Opposition leader Chris Hipkins released a statement saying although he is relieved Pharmac will get much-needed funding, he questioned whether the funding decision was the result of pressure not planning.

“The funding for cancer medicines was supposed to come from scrapping universal free prescriptions in Budget 2024. Now it’s being borrowed from next year’s Budget instead," Hipkins said.

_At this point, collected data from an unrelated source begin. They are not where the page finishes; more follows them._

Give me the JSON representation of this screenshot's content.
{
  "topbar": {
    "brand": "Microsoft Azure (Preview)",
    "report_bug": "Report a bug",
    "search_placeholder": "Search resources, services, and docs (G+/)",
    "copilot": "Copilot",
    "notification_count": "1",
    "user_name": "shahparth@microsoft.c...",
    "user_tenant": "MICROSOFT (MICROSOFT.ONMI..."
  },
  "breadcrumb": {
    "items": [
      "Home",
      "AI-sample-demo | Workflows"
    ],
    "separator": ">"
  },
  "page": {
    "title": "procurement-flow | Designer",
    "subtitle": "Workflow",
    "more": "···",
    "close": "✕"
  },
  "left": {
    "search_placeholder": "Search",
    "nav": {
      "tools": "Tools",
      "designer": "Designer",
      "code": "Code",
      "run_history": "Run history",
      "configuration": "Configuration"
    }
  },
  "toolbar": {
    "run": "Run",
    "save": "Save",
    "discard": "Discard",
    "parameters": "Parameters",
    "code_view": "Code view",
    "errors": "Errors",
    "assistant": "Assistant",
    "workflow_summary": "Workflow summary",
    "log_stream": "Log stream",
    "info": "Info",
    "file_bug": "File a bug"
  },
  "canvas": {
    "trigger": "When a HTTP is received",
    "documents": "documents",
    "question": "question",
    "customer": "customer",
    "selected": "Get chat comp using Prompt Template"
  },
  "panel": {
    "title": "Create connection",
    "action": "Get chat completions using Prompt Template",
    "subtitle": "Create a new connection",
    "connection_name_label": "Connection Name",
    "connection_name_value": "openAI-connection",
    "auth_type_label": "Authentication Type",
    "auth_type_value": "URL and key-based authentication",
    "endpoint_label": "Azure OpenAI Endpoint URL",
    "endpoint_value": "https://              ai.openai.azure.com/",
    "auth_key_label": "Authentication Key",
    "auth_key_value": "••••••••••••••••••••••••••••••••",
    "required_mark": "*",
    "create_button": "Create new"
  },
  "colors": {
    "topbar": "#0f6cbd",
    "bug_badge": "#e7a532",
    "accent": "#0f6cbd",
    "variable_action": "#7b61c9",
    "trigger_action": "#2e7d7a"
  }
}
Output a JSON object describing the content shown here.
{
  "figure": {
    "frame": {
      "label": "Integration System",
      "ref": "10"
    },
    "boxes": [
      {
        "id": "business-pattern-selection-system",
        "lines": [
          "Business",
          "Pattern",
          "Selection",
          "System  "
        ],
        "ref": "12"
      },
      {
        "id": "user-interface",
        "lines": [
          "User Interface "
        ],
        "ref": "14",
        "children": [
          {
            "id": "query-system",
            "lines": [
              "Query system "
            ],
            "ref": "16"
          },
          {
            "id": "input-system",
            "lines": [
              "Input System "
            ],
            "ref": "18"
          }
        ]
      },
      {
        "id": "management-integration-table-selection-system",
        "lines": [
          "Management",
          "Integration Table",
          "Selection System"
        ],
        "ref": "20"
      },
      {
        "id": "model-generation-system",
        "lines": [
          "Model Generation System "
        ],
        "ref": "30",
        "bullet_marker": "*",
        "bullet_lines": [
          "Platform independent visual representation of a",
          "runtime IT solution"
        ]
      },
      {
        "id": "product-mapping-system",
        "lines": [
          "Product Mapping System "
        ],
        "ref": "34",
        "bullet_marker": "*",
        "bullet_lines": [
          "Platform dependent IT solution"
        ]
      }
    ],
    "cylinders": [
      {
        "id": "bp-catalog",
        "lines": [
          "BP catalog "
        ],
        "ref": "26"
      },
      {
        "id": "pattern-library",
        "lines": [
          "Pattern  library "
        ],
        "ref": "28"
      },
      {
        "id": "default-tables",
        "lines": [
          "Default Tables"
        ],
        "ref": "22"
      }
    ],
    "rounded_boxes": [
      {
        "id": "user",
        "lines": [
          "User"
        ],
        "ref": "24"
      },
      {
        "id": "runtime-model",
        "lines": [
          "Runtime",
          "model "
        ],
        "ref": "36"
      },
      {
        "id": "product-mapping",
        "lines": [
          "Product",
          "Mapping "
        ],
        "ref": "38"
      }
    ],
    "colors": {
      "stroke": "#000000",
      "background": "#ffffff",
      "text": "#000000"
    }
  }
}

“Christopher Luxon has finally realised he was wrong but he is unwilling to admit it. If he had funded Pharmac from the start he could’ve saved so many families the anguish of waiting.

"He is yet to say sorry for the anguish he has caused people suffering from cancer up and down the country while they waited for the government to deliver on their promises."

Reti reiterated, following the announcement’s backlash that "at the end of the day, the time and urgency we had to move at pace and get that implementation sorted, it was what it was".

He added that figuring out the number of infusion seats needed and identifying the health status of NZ were time-consuming factors.

"That was always going to take a piece of time and we just weren't quite ready on budget day,” Reti said.

"I think for the 175,000 people who will benefit from this, all they see is themselves.

"That's the good thing when we stand back and think this is one of the biggest injections into Pharmac ever, for cancer medicines ever, that's the big picture."

Reti said the ball is now in Pharmac and Health New Zealand's court, a sentiment that Patient Voice Aotearoa (PVA) Chairman Malcolm Mulholland shares.

Malcolm Mulholland. Photo/Facebook

Mulholland said National's pre-election promise of 13 cancer treatments which is now doubled alongside 28 additional medicines is "really good news".

He adds that there's a general feeling of satisfaction with the announcement amongst advocates but that there is lingering anxiety over the delay.

While some of the cancer drugs could be available within three months, it could take a year before the rest of the treatments are available.

"Some patients don't get time to wait and some patients have already spent thousands and thousands of dollars on unfunded medicine," Mulholland said.

"We now shift our focus away from the government and onto Pharmac with the call to fund these drugs as quickly as you can.

"There's no reason why there should be a delay. If there are issues around the supply of the drug but the drugs are in Australia for example, then it shouldn't be that difficult.”